Múltiples situaciones que se visten de alegría, de mesa tendida y rodeada de rostros amados, atrapados luego con la cámara para que el momento pueda ser eterno. A través de las fotografías que el tiempo se encargará de teñir en color sepia, reiteraremos año tras año las vivencias que en los corazones perviven intactas.
Pero también las fechas nos traen evocaciones muy tristes de ausencias, desapariciones físicas y definitivas, esas que no forman parte de nuestras decisiones porque fueron impuestas e imprevistas en el camino de la vida y no hay olvido; la falta de ella jamás, jamás producirá amnesia, porque sería sinónimo de desamor, desdén, ingratitud, frialdad, omisión, abandono. Cada año se repite el calendario, lógicamente, donde existen números emblemáticos que tienen significados universales: bodas de plata, bodas de oro, etc. Y pasamos por algunas de ellas pero luego abordamos las otras, negativas, las ausentes, que no admiten festejos porque tienen un significado y una presión permanente que oprime los corazones. Allí la memoria es permanente, lúcida, día a día, a cada instante.

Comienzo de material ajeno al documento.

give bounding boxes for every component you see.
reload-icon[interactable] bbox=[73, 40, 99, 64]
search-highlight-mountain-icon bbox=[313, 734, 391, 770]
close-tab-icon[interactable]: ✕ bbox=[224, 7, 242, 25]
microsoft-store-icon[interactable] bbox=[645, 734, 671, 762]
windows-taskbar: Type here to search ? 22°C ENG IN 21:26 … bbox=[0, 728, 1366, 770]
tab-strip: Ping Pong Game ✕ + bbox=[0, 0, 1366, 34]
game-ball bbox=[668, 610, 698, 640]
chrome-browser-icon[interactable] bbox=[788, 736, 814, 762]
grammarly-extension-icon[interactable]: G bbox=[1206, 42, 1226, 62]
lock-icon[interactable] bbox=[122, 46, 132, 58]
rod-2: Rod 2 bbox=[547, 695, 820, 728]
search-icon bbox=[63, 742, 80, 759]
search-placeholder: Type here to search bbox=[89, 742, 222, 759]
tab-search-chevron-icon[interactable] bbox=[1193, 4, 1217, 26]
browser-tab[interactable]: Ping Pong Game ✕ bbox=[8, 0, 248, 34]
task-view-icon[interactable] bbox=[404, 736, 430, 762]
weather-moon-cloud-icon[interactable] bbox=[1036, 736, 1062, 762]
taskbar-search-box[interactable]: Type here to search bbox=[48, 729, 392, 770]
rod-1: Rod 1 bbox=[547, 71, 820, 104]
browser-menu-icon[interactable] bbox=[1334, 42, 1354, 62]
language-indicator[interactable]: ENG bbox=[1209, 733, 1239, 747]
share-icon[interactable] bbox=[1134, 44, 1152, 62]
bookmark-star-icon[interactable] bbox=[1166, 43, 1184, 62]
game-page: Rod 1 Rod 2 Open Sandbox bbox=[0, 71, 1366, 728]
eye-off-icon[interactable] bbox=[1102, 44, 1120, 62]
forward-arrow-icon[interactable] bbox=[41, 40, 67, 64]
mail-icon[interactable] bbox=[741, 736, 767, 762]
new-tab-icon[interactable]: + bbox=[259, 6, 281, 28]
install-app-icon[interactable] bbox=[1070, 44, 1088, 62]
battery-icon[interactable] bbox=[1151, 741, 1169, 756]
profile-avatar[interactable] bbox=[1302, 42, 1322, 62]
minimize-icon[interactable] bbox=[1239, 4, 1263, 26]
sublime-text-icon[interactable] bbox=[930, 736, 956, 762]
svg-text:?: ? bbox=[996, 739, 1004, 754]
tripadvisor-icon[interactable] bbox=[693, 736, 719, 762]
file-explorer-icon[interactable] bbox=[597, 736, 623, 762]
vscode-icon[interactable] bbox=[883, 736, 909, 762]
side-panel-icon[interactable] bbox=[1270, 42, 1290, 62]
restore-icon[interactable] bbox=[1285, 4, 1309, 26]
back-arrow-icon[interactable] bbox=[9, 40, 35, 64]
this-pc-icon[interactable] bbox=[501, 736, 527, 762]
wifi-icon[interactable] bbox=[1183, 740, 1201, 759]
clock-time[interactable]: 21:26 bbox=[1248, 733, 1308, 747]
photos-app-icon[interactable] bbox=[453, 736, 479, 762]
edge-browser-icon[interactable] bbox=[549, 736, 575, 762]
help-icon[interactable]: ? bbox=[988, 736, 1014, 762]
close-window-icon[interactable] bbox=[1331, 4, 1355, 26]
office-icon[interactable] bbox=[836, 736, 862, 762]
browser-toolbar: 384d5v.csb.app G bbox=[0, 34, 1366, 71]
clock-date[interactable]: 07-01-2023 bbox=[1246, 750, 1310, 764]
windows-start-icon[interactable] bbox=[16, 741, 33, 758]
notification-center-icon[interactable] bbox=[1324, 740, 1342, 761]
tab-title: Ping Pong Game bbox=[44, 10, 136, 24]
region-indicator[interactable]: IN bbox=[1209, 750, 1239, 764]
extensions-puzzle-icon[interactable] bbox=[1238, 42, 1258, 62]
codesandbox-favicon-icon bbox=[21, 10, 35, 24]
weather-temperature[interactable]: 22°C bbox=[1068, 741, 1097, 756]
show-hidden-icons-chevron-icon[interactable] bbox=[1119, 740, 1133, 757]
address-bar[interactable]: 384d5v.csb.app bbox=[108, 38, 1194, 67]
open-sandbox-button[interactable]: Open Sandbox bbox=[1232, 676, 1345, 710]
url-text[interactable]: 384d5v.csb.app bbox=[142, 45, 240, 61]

¿Resignación? Sí, por quienes nos rodean seguimos construyendo la vida familiar sobre sólidos andamios; ocupamos nuestros días con acciones íntimas o de proyección comunitaria; seguimos activos sin mostrar grietas en el alma. Cultivamos la amistad como sólido puente que une destinos y reduce las horas vacías. Sentirnos útiles y acompañadas es un elixir que no figura en las farmacias; lo creamos nosotras con nuestros pensamientos y acciones, sobre los sólidos pilares de la maravillosa familia que pudimos plasmar a través de los años.
Pero otra vez será primavera y aparecerá el 3 de octubre con todo el peso de la evocación. La remembranza señalará 25 años y no existe una denominación opuesta a las bodas de plata, porque no habrá celebración. El realismo impondrá las oraciones, el homenaje de las flores, la misa en el templo, la compañía de la hermosa familia que pudimos concebir mientras fuimos dos.
Los reiterados hechos felices de la línea familiar y cronológica: nacimientos, cumpleaños, bodas, egresos universitarios, rangos alcanzados, compañía íntima y cargas de afectos, tantos hitos maravillosos ostentan su magia pero no pueden ser plenos, rotundos, cuando aún se percibe la silla vacía.
¿Qué nos queda por afirmar? Memoria y gratitud por haber conocido la dicha plena. Sosiego del alma, aferrados a la oración, en ese día y en el mañana también. ¿Sosiego? Con esfuerzo, sí, por quienes nos rodean. Aunque nadie puede ni podrá penetrar en nuestra interioridad y medir el peso, la intensidad de la ausencia y del recuerdo.